| Feb 6, 2022
What is a refugee camp?
Starting my role at IsraAID in the middle of Israel’s first lockdown provided me with a unique experience as an IsraAID staff member, most notably, the lack of international travel. In another time, my first year at IsraAID would have involved at least a couple of visits to our humanitarian missions, except it was 12 months until my first emergency response mission, and another six until I’d meet any of the refugee communities that we work with.
I had built a picture in my head of what a refugee camp looks like. It’s probably similar to the images most people have, of tent cities, of limited access to water and hygiene facilities, and of families and communities that have lived there for years, perhaps even decades. This is what the media likes to tell us, because it captures our attention, but also, because it’s often the truth.

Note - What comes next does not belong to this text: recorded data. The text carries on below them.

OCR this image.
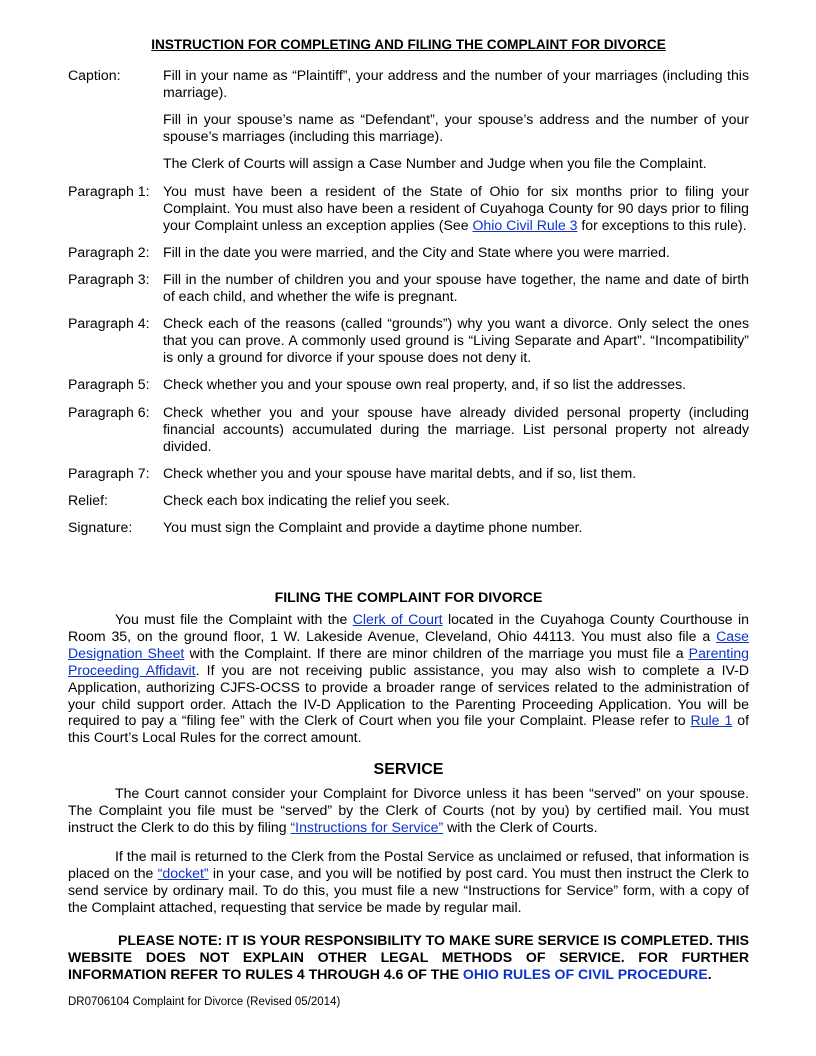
INSTRUCTION FOR COMPLETING AND FILING THE COMPLAINT FOR DIVORCE
Caption:	Fill in your name as “Plaintiff”, your address and the number of your marriages (including this marriage).

Fill in your spouse’s name as “Defendant”, your spouse’s address and the number of your spouse’s marriages (including this marriage).

The Clerk of Courts will assign a Case Number and Judge when you file the Complaint.

Paragraph 1: You must have been a resident of the State of Ohio for six months prior to filing your Complaint. You must also have been a resident of Cuyahoga County for 90 days prior to filing your Complaint unless an exception applies (See Ohio Civil Rule 3 for exceptions to this rule).
Paragraph 2: Fill in the date you were married, and the City and State where you were married.
Paragraph 3: Fill in the number of children you and your spouse have together, the name and date of birth of each child, and whether the wife is pregnant.
Paragraph 4: Check each of the reasons (called “grounds”) why you want a divorce. Only select the ones that you can prove. A commonly used ground is “Living Separate and Apart”. “Incompatibility” is only a ground for divorce if your spouse does not deny it.
Paragraph 5: Check whether you and your spouse own real property, and, if so list the addresses.
Paragraph 6: Check whether you and your spouse have already divided personal property (including financial accounts) accumulated during the marriage. List personal property not already divided.
Paragraph 7: Check whether you and your spouse have marital debts, and if so, list them.
Relief:	Check each box indicating the relief you seek.
Signature:	You must sign the Complaint and provide a daytime phone number.
FILING THE COMPLAINT FOR DIVORCE

You must file the Complaint with the Clerk of Court located in the Cuyahoga County Courthouse in Room 35, on the ground floor, 1 W. Lakeside Avenue, Cleveland, Ohio 44113. You must also file a Case Designation Sheet with the Complaint. If there are minor children of the marriage you must file a Parenting Proceeding Affidavit. If you are not receiving public assistance, you may also wish to complete a IV-D Application, authorizing CJFS-OCSS to provide a broader range of services related to the administration of your child support order. Attach the IV-D Application to the Parenting Proceeding Application. You will be required to pay a “filing fee” with the Clerk of Court when you file your Complaint. Please refer to Rule 1 of this Court’s Local Rules for the correct amount.

SERVICE

The Court cannot consider your Complaint for Divorce unless it has been “served” on your spouse. The Complaint you file must be “served” by the Clerk of Courts (not by you) by certified mail. You must instruct the Clerk to do this by filing “Instructions for Service” with the Clerk of Courts.

If the mail is returned to the Clerk from the Postal Service as unclaimed or refused, that information is placed on the “docket” in your case, and you will be notified by post card. You must then instruct the Clerk to send service by ordinary mail. To do this, you must file a new “Instructions for Service” form, with a copy of the Complaint attached, requesting that service be made by regular mail.

PLEASE NOTE: IT IS YOUR RESPONSIBILITY TO MAKE SURE SERVICE IS COMPLETED. THIS WEBSITE DOES NOT EXPLAIN OTHER LEGAL METHODS OF SERVICE. FOR FURTHER INFORMATION REFER TO RULES 4 THROUGH 4.6 OF THE OHIO RULES OF CIVIL PROCEDURE.

DR0706104 Complaint for Divorce (Revised 05/2014)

Earlier this month I traveled to Albania to meet some of the 167 Afghan refugees that IsraAID helped evacuate. We ate meals together, shared stories of our families and our education, and I was shown around the “resort” in which they are staying. No matter how different the term “holiday resort” may sound from “refugee camp”, that’s exactly what it is. An off-season Albanian holiday resort on the Adriatic coast currently housing refugees. Staying there are hundreds of people who escaped Afghanistan. That’s hundreds of people living in small apartments, with sufficient access to toilets, showers, and safe drinking water, and likely in Albania for just a few months as their visa requests for a more permanent settlement elsewhere are processed.

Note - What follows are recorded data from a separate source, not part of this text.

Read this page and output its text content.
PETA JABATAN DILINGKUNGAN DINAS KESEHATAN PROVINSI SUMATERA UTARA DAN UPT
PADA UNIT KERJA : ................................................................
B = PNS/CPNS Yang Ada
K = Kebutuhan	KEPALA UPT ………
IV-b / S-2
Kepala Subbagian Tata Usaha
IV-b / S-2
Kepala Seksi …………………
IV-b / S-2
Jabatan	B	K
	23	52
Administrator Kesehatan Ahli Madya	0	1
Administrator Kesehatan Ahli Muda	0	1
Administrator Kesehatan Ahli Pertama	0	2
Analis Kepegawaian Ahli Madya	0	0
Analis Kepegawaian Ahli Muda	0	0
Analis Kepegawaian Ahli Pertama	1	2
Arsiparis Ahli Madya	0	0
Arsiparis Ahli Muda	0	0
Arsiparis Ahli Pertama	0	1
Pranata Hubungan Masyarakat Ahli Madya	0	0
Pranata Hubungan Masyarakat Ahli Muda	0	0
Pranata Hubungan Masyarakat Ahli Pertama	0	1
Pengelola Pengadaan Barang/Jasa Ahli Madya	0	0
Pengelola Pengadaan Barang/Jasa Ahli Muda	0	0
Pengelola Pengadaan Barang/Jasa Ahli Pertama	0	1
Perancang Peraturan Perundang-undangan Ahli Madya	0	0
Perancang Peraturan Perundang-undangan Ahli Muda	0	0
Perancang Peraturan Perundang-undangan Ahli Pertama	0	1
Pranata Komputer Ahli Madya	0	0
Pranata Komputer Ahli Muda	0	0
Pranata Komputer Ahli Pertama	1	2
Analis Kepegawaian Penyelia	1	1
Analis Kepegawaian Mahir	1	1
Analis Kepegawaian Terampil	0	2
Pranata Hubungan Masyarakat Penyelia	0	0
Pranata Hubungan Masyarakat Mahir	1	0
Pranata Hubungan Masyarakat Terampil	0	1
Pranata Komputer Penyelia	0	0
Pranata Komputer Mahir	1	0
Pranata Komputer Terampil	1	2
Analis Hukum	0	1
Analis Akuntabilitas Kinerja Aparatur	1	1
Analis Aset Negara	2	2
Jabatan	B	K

So what really is a refugee camp? And who are the refugees living there? There is a plethora of reasons people become refugees, and an infinite number of stories of what people sacrificed when fleeing their country. J* was a parliamentary aid to a prominent family, G* was a female police officer in a district where it is rare to find female leaders, and R* was a male journalist who ran a women’s news network. What did these people have in common before the Taliban entered Kabul back in August? Possibly not much at all. But after the Taliban took control of Afghanistan, they became part of a newly forged community, created by the necessity to leave Afghanistan and find temporary shelter in Albania, secretly and safely.
Similarly, their lives before the evacuation may have been worlds apart from any of the other refugees that IsraAID works with in Colombia, Germany or Kenya, but what connects people together under the same umbrella of ‘refugee’ is one of the toughest decisions a person has to make. Leaving their homes and communities for fear of their lives. Some found safety in a neighboring country and some on the other side of the world; some living in decades-old tent cities and others in off-season holiday resorts.

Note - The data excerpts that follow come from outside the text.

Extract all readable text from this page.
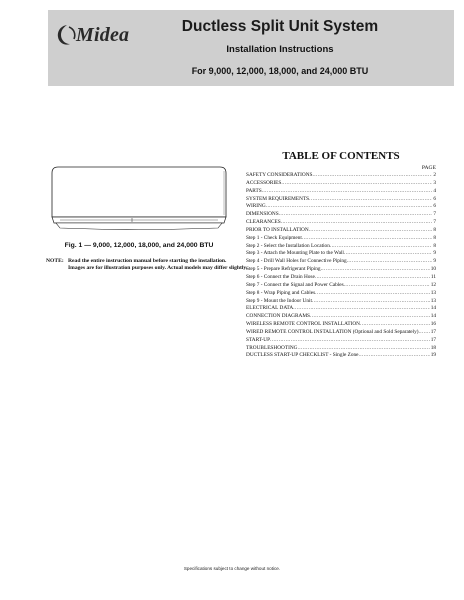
Midea	Ductless Split Unit System
Installation Instructions
For 9,000, 12,000, 18,000, and 24,000 BTU
Fig. 1 — 9,000, 12,000, 18,000, and 24,000 BTU
NOTE: Read the entire instruction manual before starting the installation.
Images are for illustration purposes only. Actual models may differ slightly.
TABLE OF CONTENTS
PAGE
SAFETY CONSIDERATIONS .....	2
ACCESSORIES .....	3
PARTS .....	4
SYSTEM REQUIREMENTS .....	6
WIRING .....	6
DIMENSIONS .....	7
CLEARANCES .....	7
PRIOR TO INSTALLATION .....	8
Step 1 - Check Equipment .....	8
Step 2 - Select the Installation Location .....	8
Step 3 - Attach the Mounting Plate to the Wall .....	9
Step 4 - Drill Wall Holes for Connective Piping .....	9
Step 5 - Prepare Refrigerant Piping .....	10
Step 6 - Connect the Drain Hose .....	11
Step 7 - Connect the Signal and Power Cables .....	12
Step 8 - Wrap Piping and Cables .....	13
Step 9 - Mount the Indoor Unit .....	13
ELECTRICAL DATA .....	14
CONNECTION DIAGRAMS .....	14
WIRELESS REMOTE CONTROL INSTALLATION .....	16
WIRED REMOTE CONTROL INSTALLATION (Optional and Sold Separately) ..... 17
START-UP .....	17
TROUBLESHOOTING .....	18
DUCTLESS START-UP CHECKLIST - Single Zone .....	19
Specifications subject to change without notice.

Call it a refugee camp or settlement, or even a resort, it doesn’t really matter. What matters is the services that these people are receiving. Across the world, IsraAID is working with refugees and internally displaced persons to provide some of the many essential services required in established refugee communities, one of which is psychosocial support. In Albania, as in many of our other countries, we have established safe spaces for children, women and men to deal with their trauma, of the initial challenges in their home communities or those they are facing now as they establish new lives. This is not a top-down approach. This is listening to the community’s needs and letting them tell us what they need, most often employing specialists from the community itself, like Leke, a child protection specialist from Afghanistan.
In some sense, no matter from where people flee and to where they settle, be it temporarily or permanently, they can all be described as a refugee, but that’s a complete over-simplification. They have names, professions, and families, and they have their own experiences. Most importantly, they all have their own story which is far from over.